L’architecture d’un territoire.

Prendre conscience de la force et de la complexité que peut être un territoire. Dans sa douceur comme dans sa rudesse, dans sa logique propre et dans sa multiplicité de formes. On ne construit pas de la même façon à
20km à la ronde.
Cette notion de territorialité, « du paysage lointain » à « l’environnement proche » jusqu’à l’intérieur de la maison et à son plan, (passé, logique climatique, localité, usages et coutumes, traditions de mise en oeuvre, matériaux, etc…) devient un appui projectuel (sans être un prétexte stylistique), un référant, une source d’inspiration pour innover, une continuité sans rupture frontale, un dialogue.
Une architecture se traduisant bien entendu par une expérience vécue du retour au contexte, au lieu, comme marqueur de temps. Une architecture acceptant d’être fille de l’humanité ou d’un certain régionalisme, et généreuse en acceptant et prévoyant elle-même les modifications par d’autres futurs.
Nous parlerons de mixité, d’hybridation entre le préexistant et la réalité de notre temps, pas plus ni moins que ce que pourrait être l’évolution architecturale d’un courant de pensée.

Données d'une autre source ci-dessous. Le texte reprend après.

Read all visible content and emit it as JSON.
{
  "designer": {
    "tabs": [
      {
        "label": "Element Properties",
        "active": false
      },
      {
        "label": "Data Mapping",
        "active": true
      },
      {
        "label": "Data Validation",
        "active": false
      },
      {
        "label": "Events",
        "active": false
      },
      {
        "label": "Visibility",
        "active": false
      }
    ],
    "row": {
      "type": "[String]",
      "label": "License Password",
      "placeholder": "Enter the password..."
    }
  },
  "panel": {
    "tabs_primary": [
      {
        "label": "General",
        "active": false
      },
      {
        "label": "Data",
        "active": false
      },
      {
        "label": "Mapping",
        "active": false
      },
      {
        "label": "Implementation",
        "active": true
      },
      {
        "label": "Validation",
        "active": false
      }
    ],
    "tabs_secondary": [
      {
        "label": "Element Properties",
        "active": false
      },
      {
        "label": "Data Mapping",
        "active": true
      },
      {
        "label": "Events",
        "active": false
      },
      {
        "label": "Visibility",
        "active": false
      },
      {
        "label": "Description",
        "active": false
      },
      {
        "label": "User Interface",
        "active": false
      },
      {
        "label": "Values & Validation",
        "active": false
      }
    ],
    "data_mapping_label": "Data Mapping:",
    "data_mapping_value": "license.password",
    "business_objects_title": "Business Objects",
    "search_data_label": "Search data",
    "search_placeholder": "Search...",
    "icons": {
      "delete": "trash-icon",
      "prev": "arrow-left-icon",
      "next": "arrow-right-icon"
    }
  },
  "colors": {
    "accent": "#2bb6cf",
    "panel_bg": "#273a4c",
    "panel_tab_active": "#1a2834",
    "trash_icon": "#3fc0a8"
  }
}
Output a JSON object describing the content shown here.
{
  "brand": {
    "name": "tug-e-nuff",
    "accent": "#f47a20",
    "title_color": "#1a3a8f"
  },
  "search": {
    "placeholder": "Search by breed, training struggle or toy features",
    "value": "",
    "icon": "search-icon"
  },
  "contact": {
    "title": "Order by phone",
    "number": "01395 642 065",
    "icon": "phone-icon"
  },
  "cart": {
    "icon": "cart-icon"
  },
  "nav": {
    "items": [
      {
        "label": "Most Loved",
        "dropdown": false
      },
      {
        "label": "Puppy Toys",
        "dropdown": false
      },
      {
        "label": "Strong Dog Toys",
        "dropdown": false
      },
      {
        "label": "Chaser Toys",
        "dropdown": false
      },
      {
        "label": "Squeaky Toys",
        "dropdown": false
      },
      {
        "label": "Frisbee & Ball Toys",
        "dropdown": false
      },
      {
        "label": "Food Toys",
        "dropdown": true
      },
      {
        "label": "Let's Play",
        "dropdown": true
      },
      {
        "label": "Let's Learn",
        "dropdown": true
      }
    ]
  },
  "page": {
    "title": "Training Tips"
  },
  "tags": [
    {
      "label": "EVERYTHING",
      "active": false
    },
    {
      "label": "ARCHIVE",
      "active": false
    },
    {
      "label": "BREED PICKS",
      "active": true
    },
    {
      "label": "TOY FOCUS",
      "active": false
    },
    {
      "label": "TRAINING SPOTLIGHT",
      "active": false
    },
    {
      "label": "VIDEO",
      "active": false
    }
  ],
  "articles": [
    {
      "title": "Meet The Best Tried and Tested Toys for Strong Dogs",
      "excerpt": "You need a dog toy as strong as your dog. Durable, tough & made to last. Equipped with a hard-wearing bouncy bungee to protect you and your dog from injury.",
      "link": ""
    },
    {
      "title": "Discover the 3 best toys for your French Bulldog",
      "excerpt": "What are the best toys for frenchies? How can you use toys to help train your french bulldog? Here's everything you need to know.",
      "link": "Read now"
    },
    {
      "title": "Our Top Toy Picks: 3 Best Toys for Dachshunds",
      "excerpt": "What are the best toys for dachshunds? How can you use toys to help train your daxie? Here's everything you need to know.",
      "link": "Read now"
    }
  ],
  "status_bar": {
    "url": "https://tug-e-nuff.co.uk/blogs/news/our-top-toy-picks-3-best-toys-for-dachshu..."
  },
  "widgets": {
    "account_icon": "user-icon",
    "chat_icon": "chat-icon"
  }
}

Bien sûr, la modification entraîne toujours destruction ou disparition, mais c’est ici qu’intervient la notion d’inventaire et de sélection des éléments à conserver, la pertinence est ici dans le choix de ces éléments pour appuyer le projet mais aussi par leur mise en valeur par contraste avec la modernité. Il n y a pas vraiment de méthode ou de programme, c’est par un long apprentissage et un questionnement sincère que le bon sens et l’intuition se fera. La méthode serait plutôt dans l’utilisation des outils nécessaires à la collecte d’information et des outils nécessaires à la réflexion.

« Fonder vous sur le génie local (…) » Wright.